Sınırlardan yasadışı geçişler konusunda elimizde rakam var mı?
Konunun doğası gereği bu alanda kesin rakam vermek imkansız.
Ama son 15 yılda örneğin Türkiye üzerinden Avrupa'ya gitmek isterken yakalanan kaçak göçmen sayısı 800 bin kişi olarak hesaplanıyor.
Bu rakamın yalnızca yakalananlar olduğu, yakalanamayanların da en az bu sayının yarısı kadar olduğu tahmin ediliyor.
Geçen yıl yalnızca Suriye sınırından 5 bin 450 kişi yasadışı geçiş yaparken yakalandı. Bu rakam bu yılın ilk altı ayında 9 bine çıkmış durumda.
Uzmanlar sınırda güvenliğin sağlanması konusunda neler öneriyor?
En başta sınır güvenliğinin sağlanması konusunda siyasi irade ve kararlılık.

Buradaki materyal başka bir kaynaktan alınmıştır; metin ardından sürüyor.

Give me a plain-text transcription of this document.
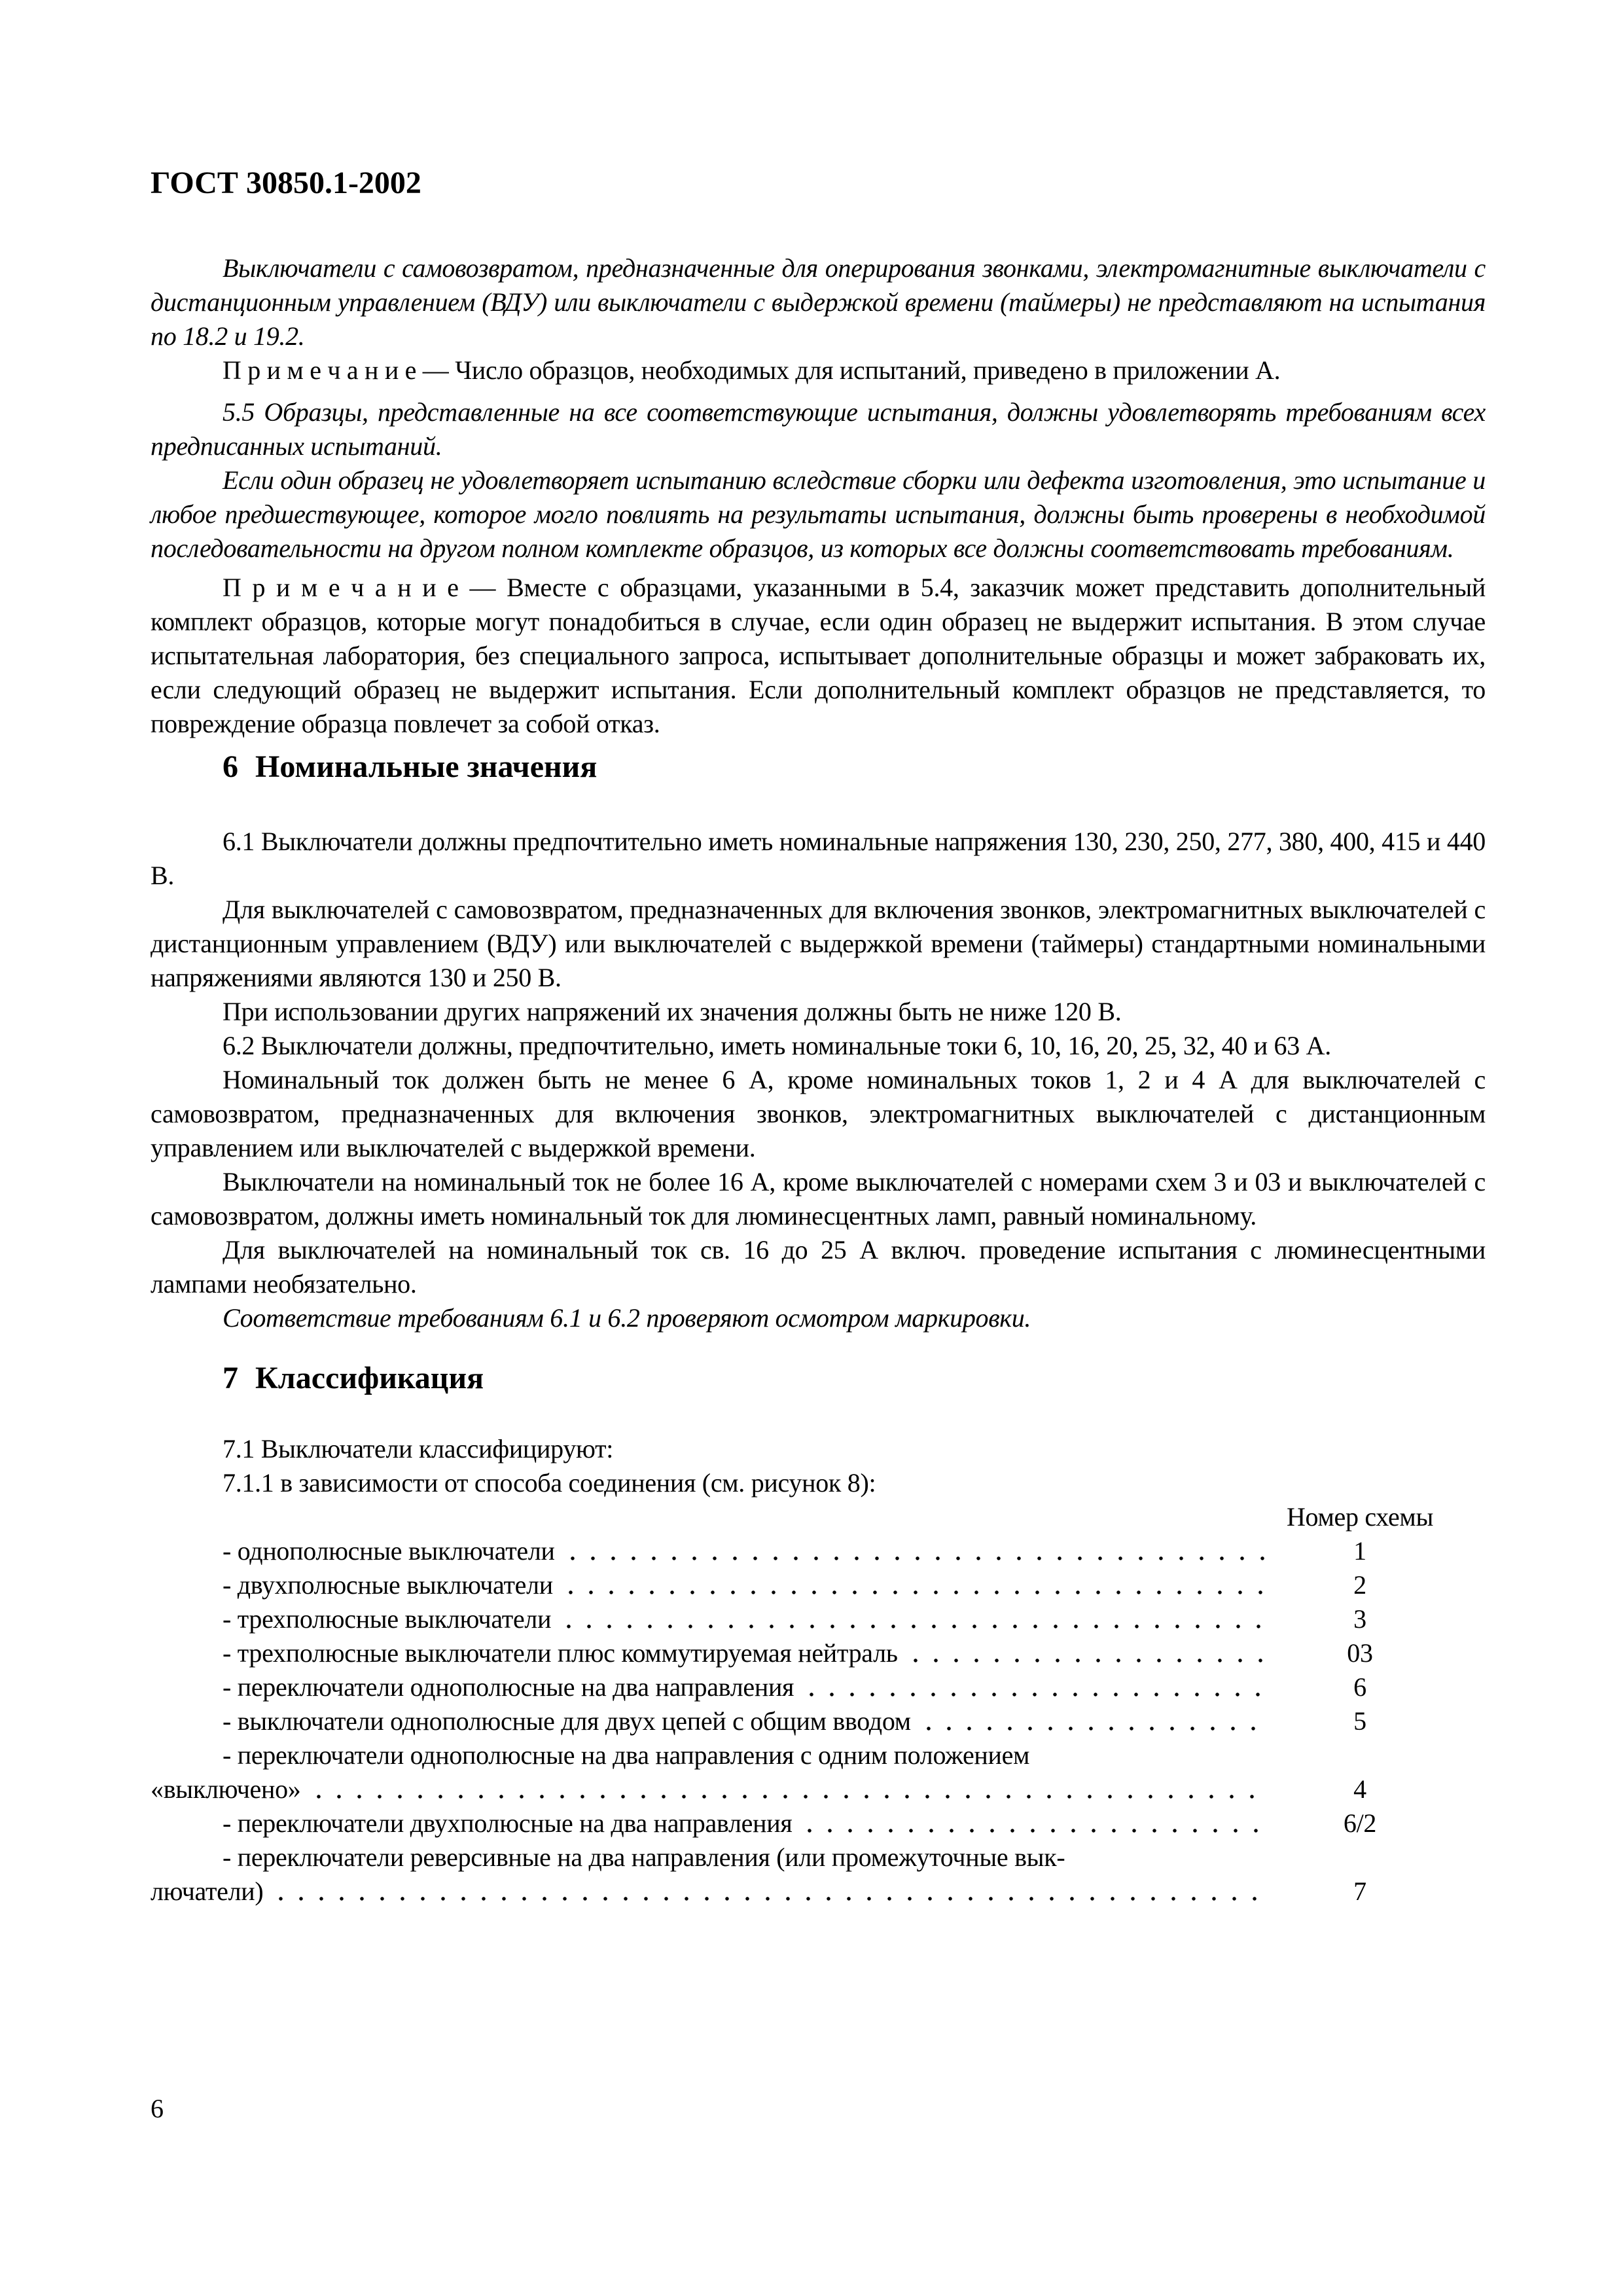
ГОСТ 30850.1-2002

Выключатели с самовозвратом, предназначенные для оперирования звонками, электромагнитные выключатели с дистанционным управлением (ВДУ) или выключатели с выдержкой времени (таймеры) не представляют на испытания по 18.2 и 19.2.

П р и м е ч а н и е — Число образцов, необходимых для испытаний, приведено в приложении А.

5.5 Образцы, представленные на все соответствующие испытания, должны удовлетворять требованиям всех предписанных испытаний.

Если один образец не удовлетворяет испытанию вследствие сборки или дефекта изготовления, это испытание и любое предшествующее, которое могло повлиять на результаты испытания, должны быть проверены в необходимой последовательности на другом полном комплекте образцов, из которых все должны соответствовать требованиям.

П р и м е ч а н и е — Вместе с образцами, указанными в 5.4, заказчик может представить дополнительный комплект образцов, которые могут понадобиться в случае, если один образец не выдержит испытания. В этом случае испытательная лаборатория, без специального запроса, испытывает дополнительные образцы и может забраковать их, если следующий образец не выдержит испытания. Если дополнительный комплект образцов не представляется, то повреждение образца повлечет за собой отказ.

6 Номинальные значения

6.1 Выключатели должны предпочтительно иметь номинальные напряжения 130, 230, 250, 277, 380, 400, 415 и 440 В.

Для выключателей с самовозвратом, предназначенных для включения звонков, электромагнитных выключателей с дистанционным управлением (ВДУ) или выключателей с выдержкой времени (таймеры) стандартными номинальными напряжениями являются 130 и 250 В.

При использовании других напряжений их значения должны быть не ниже 120 В.

6.2 Выключатели должны, предпочтительно, иметь номинальные токи 6, 10, 16, 20, 25, 32, 40 и 63 А.

Номинальный ток должен быть не менее 6 А, кроме номинальных токов 1, 2 и 4 А для выключателей с самовозвратом, предназначенных для включения звонков, электромагнитных выключателей с дистанционным управлением или выключателей с выдержкой времени.

Выключатели на номинальный ток не более 16 А, кроме выключателей с номерами схем 3 и 03 и выключателей с самовозвратом, должны иметь номинальный ток для люминесцентных ламп, равный номинальному.

Для выключателей на номинальный ток св. 16 до 25 А включ. проведение испытания с люминесцентными лампами необязательно.

Соответствие требованиям 6.1 и 6.2 проверяют осмотром маркировки.

7 Классификация

7.1 Выключатели классифицируют:

7.1.1 в зависимости от способа соединения (см. рисунок 8):

Номер схемы
- однополюсные выключатели	1
- двухполюсные выключатели	2
- трехполюсные выключатели	3
- трехполюсные выключатели плюс коммутируемая нейтраль	03
- переключатели однополюсные на два направления	6
- выключатели однополюсные для двух цепей с общим вводом	5
- переключатели однополюсные на два направления с одним положением
«выключено»	4
- переключатели двухполюсные на два направления	6/2
- переключатели реверсивные на два направления (или промежуточные вык-
лючатели)	7
6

Bölgenin sosyo-ekonomik koşulları da gözetilerek, mal ve insan kaçakçılığına ciddi yaptırımlar uygulanması.
İstihdama dönük bölgesel yatırımlar. Örneğin Meksika'dan ABD'ye kaçak göçün son yıllarda azalmasında kritik noktalara duvar örülmesi ve sınır muhafızlarının artırılması kadar, Meksika ekonomisinin güçlenmesi ve ABD'de 2008 krizi sonrası iş alanlarının daralmasının da önemli olduğuna dikkat çeken uzmanlar, bölge ekonomisinin geliştirilip çeşitlendirilmesinin önemine dikkat çekiyor.
AB bu konuda ne diyor?
Türkiye'nin sınır güvenliği sorunu, Avrupa Birliği'nin de gündeminde. Konu, 2013 yılındaki İlerleme Raporu'nda dile getirilmişti.
Raporda Türkiye'de uzman ve profesyonel bir sınır güvenliği birimi kuracak, entegre sınır yönetimi araçlarını düzenleyecek Sınır Güvenliği Kanunu'nun henüz kabul edilmediğine dikkat çekiliyor.
Ayrıca "Sınır yönetimi alanında somut ilerleme kaydedilebilmesi bakımından Entegre Sınır Yönetimi Koordinasyon Kurulu'nun rolünün güçlendirilmesi çok önemlidir." belirlemesi yapılıyor.
Entegre Sınır Yönetimi Koordinasyon Kurulu, İçişleri Bakanlığı Müsteşarı veya görevlendireceği müsteşar yardımcısının başkanlığında, Genelkurmay Başkanlığı, Dışişleri Bakanlığı, Sağlık Bakanlığı, Ulaştırma Bakanlığı, Tarım ve Köyişleri Bakanlığı, Jandarma Genel Komutanlığı, Gümrük Müsteşarlığı, Denizcilik Müsteşarlığı, Avrupa Birliği Genel Sekreterliği, Emniyet Genel Müdürlüğü, Sahil Güvenlik Komutanlığı ve İller İdaresi Genel Müdürlüğünden kurumları adına karar vermeye yetkili üst düzey temsilcilerinden oluşuyor.